Block Bitcoin Cash App Revenue Nearly $2 Billion in Q4


  • Bitcoin’s revenue is up from the same quarter last year, as has earnings.
  • The company has not mentioned any plans to expand into other cryptocurrencies.

Cash App – the popular mobile payment service developed by Block (formerly Square) – has become a very popular way to buy Bitcoin. According to today’s earnings report, the company generated $1.96 billion in bitcoin revenue during the fourth quarter of 2021.

This number comes from page 10 of earnings report, which states that Block generated $4.08 billion in net revenue during the fourth quarter. The company says it has $2.12 billion in revenue “excluding Bitcoin,” which means nearly half of the company’s inflows have been thanks to its Bitcoin Cash App purchase service. This is a 12% increase in bitcoin’s revenue year-over-year.

However, only 2% of that revenue translated into profits for Block. The percentage is roughly equal to the transaction fee that Block charges an average Bitcoin purchase. This brought in profits of $46 million for the company.

Throughout the entire year of 2021, the Cash App reported just over $10 billion in bitcoin revenue and $218 million in total profits from selling the coin, up 119% and 124%, respectively, over the previous year. The company cites the rising price of Bitcoin as the primary driver of the increase, along with the growth of active Bitcoin users. However, 2022 tells a different story so far, with the bitcoin price remaining below $40,000 and active addresses on the drop.

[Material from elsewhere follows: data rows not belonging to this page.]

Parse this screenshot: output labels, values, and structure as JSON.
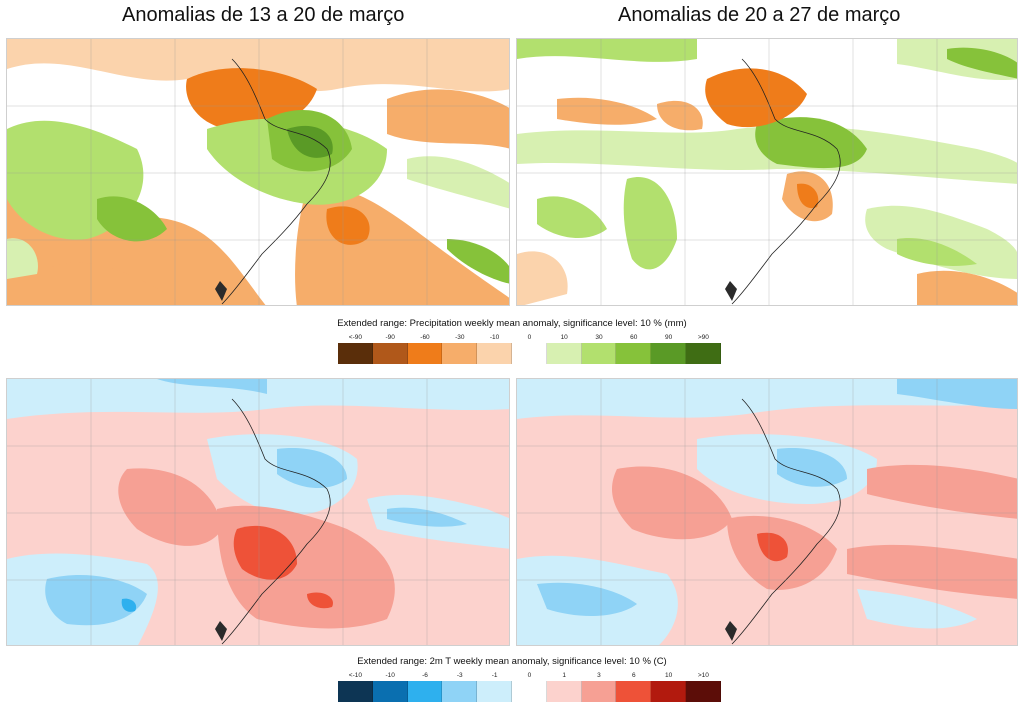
{
  "titles": {
    "left": "Anomalias de 13 a 20 de março",
    "right": "Anomalias de 20 a 27 de março"
  },
  "precipitation_legend": {
    "caption": "Extended range: Precipitation weekly mean anomaly, significance level: 10 % (mm)",
    "items": [
      {
        "label": "<-90",
        "color": "#5a2e0a"
      },
      {
        "label": "-90",
        "color": "#b0581a"
      },
      {
        "label": "-60",
        "color": "#ef7c1a"
      },
      {
        "label": "-30",
        "color": "#f6ad6a"
      },
      {
        "label": "-10",
        "color": "#fbd3ac"
      },
      {
        "label": "0",
        "color": "#ffffff"
      },
      {
        "label": "10",
        "color": "#d7f0b1"
      },
      {
        "label": "30",
        "color": "#b2e06e"
      },
      {
        "label": "60",
        "color": "#86c23a"
      },
      {
        "label": "90",
        "color": "#5a9a26"
      },
      {
        "label": ">90",
        "color": "#3f6d14"
      }
    ]
  },
  "temperature_legend": {
    "caption": "Extended range: 2m T weekly mean anomaly, significance level: 10 % (C)",
    "items": [
      {
        "label": "<-10",
        "color": "#0d3554"
      },
      {
        "label": "-10",
        "color": "#0a6fb0"
      },
      {
        "label": "-6",
        "color": "#2eb0ee"
      },
      {
        "label": "-3",
        "color": "#8fd3f6"
      },
      {
        "label": "-1",
        "color": "#cdeefb"
      },
      {
        "label": "0",
        "color": "#ffffff"
      },
      {
        "label": "1",
        "color": "#fcd2cd"
      },
      {
        "label": "3",
        "color": "#f6a094"
      },
      {
        "label": "6",
        "color": "#ee5238"
      },
      {
        "label": "10",
        "color": "#b21a0e"
      },
      {
        "label": ">10",
        "color": "#5c0d08"
      }
    ]
  },
  "maps": {
    "precip_week1": {
      "dominant": "mixed",
      "colors": [
        "#f6ad6a",
        "#ef7c1a",
        "#b2e06e",
        "#86c23a",
        "#5a9a26",
        "#fbd3ac",
        "#d7f0b1"
      ]
    },
    "precip_week2": {
      "dominant": "mixed",
      "colors": [
        "#f6ad6a",
        "#ef7c1a",
        "#b2e06e",
        "#86c23a",
        "#d7f0b1",
        "#fbd3ac"
      ]
    },
    "temp_week1": {
      "dominant": "warm",
      "colors": [
        "#fcd2cd",
        "#f6a094",
        "#ee5238",
        "#cdeefb",
        "#8fd3f6",
        "#2eb0ee"
      ]
    },
    "temp_week2": {
      "dominant": "warm",
      "colors": [
        "#fcd2cd",
        "#f6a094",
        "#ee5238",
        "#cdeefb",
        "#8fd3f6"
      ]
    }
  }
}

The asset’s poor performance since it touched $69,000 in November has been a bad outlook for Block’s budget as well. After buying $50 million of Bitcoin in the fourth quarter of 2020, and another $170 million in the first quarter of 2021, the company was forced to report $71 million. Impairment losses for the year.

The Cash App started allowing users to buy and sell Bitcoin with their balances in 2017. However, the company refused to allow access to other cryptocurrencies such as Ethereum or Dogecoin since then.

This is likely due to Block CEO Jack Dorsey rejecting other cryptocurrencies in favor of Bitcoin. Dorsey publicly criticized Ethereum and, more broadly, Web3 – a concept of a decentralized Internet built on blockchain technologies – as central project controlled by the owners of capital.